Many sectors of the renewable energy industry are seeing unprecedented growth in deployment of existing proven technologies (solar PV, offshore wind) or major increases in research and development activity (biomass, biofuels, CSP). But advances in electricity storage seem to be proceeding at a much slower pace, perhaps because there is a belief that the creation of supergrids, possibly based on HVDC, will get around the problems by elegantly facilitating the balance of demand and supply over the wide area.
But such plans will take a very long time to come to fruition in Europe – a free trade area that spent decades attempting to standardise domestic electrical plugs and sockets, only to give up. And there is an enormous amount of effort required to establish the appropriate pan-European financial systems to support such an approach.
Traditional demand-side management and peak-levelling techniques that have been developed in the past, including large-scale projects such as pumped hydro schemes, are unlikely to be sufficient to deal with the variations created when dozens of GW of wind-powered or solar generating capacity is brought on stream in various European countries – and the prospect of using CCGT power plants on spinning reserve is unlikely to be viewed with delight by generating companies.

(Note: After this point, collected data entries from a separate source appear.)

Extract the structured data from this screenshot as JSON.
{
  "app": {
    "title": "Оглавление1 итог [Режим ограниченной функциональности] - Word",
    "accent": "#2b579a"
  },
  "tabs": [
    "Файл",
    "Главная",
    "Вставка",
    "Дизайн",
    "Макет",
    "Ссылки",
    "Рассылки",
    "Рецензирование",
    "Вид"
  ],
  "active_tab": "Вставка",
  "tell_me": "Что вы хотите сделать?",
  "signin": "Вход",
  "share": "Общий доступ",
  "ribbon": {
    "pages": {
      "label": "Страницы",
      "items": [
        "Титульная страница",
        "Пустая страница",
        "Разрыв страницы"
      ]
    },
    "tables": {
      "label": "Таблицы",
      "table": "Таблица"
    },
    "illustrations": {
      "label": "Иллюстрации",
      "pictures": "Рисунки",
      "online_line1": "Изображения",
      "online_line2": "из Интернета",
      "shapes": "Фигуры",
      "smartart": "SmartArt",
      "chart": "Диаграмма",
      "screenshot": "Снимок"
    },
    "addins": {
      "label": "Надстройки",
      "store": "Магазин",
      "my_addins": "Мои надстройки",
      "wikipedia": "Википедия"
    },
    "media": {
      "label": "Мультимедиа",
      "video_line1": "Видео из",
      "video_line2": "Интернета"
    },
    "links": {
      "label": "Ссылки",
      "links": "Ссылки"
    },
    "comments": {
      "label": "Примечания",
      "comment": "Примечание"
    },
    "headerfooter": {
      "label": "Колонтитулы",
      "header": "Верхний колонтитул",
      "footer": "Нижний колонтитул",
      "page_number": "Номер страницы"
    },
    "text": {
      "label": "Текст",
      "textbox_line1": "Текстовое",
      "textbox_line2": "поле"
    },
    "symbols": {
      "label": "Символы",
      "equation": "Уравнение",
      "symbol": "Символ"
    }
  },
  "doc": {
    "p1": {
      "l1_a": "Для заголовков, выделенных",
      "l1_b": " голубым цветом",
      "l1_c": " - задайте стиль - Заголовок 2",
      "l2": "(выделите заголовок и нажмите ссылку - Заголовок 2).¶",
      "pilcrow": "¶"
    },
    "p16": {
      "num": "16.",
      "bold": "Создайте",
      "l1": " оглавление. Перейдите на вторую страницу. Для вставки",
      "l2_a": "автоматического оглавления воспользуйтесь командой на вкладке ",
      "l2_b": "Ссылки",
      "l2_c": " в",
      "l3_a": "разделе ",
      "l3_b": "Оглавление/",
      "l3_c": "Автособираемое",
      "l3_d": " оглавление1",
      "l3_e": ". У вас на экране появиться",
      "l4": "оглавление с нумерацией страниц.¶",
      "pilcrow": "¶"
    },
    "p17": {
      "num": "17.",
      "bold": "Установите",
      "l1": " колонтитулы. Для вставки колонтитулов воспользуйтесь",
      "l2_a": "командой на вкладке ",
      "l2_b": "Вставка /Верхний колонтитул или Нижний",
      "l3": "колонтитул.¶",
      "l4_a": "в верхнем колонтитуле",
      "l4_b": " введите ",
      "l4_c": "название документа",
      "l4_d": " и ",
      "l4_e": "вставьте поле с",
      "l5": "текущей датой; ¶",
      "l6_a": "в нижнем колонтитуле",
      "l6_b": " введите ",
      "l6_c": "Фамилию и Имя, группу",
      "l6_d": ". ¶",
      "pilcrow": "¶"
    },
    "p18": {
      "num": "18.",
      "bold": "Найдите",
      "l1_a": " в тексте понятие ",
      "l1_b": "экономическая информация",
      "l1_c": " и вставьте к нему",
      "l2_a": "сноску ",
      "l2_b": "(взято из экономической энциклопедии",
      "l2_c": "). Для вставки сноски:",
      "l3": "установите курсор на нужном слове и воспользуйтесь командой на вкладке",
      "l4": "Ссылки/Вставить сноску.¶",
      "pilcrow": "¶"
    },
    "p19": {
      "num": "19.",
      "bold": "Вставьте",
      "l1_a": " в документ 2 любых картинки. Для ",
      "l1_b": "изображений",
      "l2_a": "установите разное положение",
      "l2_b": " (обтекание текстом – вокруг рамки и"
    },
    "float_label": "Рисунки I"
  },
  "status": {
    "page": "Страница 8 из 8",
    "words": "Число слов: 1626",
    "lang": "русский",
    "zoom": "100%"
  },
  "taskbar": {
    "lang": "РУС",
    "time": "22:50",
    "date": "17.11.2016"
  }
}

The multiple national and bi-lateral proposals to increase the reach of power grids – perhaps using HVDC transmission –should go some way towards levelling load and better matching generation with demand. But are bigger grids the only answer, and if not, does energy storage technology R&D, in areas such as flow batteries, molten salt towers, flywheels, compressed air and so on deserve greater support? It is also a great deal easier to store heat than to store electricity, so more effort might be made to consider combinations of generation and storage technologies that take into account end uses. This would make a big difference to the viability of, say, biogas fuel cells or combined heat and power installations. It would be a mistake if storage became the forgotten branch of the vigorous renewables technology industry.